Airway has been an evolving buzzword in dentistry for some time, and it’s not going anywhere. We already know the oral cavity is the gateway to overall health. We also know that we can survive three weeks without food and three days without water, but we can survive only three minutes without air. We don’t give much thought to our ability to breathe even though it’s essential to our overall well-being. In fact, it’s quite often an overlooked facet of our health.
Did you know that the maxilla is also the floor of the nose? As registered dental hygienists, we have the advantage to properly screen our patients for airway issues two or three times a year, sometimes more. In 2017, the American Dental Association released a policy statement encouraging dental professionals to screen for red flags due to airway obstruction. Let’s walk through an intraoral exam and I’ll show you how it can double as a myofunctional airway screener.
Begin your screening before you lay the patient back in the chair.

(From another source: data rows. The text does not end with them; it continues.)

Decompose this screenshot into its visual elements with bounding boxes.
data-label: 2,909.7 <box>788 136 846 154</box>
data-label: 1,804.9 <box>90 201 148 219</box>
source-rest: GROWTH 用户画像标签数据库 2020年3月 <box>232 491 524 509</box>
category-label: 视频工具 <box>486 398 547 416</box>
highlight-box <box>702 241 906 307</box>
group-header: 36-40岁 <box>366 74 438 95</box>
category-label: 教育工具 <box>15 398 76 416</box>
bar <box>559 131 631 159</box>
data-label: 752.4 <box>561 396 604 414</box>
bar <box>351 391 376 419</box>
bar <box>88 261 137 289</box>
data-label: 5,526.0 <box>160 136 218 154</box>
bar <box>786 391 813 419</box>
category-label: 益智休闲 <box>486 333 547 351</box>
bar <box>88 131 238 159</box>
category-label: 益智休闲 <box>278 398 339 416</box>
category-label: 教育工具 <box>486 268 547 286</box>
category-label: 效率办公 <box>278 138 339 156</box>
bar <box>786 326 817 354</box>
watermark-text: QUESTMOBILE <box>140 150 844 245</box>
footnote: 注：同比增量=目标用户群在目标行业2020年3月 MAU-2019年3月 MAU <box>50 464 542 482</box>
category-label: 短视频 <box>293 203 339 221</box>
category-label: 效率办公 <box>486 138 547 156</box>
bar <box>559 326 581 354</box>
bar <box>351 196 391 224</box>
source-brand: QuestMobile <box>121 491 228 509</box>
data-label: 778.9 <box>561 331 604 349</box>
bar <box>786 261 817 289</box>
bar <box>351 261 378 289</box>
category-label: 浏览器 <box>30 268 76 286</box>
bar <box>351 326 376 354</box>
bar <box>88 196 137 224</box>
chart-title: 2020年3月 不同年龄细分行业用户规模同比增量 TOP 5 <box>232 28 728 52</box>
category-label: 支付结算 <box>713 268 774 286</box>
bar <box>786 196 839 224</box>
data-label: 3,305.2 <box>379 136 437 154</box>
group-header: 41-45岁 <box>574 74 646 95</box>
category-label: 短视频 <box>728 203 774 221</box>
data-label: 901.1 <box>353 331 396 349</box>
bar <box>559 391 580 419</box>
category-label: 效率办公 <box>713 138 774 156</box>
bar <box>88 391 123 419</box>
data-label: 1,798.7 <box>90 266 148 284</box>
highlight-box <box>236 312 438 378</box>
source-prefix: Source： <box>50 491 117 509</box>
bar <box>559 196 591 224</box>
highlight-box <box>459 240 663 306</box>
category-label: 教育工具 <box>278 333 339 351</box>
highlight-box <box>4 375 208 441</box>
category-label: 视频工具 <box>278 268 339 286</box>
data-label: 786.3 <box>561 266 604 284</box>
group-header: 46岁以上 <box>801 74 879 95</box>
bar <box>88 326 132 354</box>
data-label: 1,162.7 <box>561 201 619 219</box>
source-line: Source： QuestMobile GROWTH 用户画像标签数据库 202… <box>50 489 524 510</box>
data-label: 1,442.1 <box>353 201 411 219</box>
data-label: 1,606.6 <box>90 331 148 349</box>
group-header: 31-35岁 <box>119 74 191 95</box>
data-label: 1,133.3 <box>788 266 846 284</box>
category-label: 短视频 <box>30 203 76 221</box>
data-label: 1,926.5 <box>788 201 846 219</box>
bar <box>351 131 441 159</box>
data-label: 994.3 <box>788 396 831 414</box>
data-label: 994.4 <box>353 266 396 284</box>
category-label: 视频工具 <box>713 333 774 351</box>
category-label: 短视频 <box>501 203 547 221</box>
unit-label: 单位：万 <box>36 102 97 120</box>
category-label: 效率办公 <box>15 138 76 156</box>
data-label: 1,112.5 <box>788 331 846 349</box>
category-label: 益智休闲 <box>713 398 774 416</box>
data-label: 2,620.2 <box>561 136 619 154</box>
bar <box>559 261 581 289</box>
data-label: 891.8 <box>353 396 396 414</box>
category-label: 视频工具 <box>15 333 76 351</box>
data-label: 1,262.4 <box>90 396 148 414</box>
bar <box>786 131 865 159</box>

As you’re chatting and reviewing their medical history, observe them. How are they breathing—through their nose or mouth? Where do you see the primary movement coming from—the diaphragm or the chest? Are their lips closed? We’re looking for dominant nasal breathing patterns with primary movement from the diaphragm and optimal oral rest posture, which includes the lips closed, the entire tongue lightly suctioned in the roof of the mouth, and the posterior teeth 2-3 mm apart.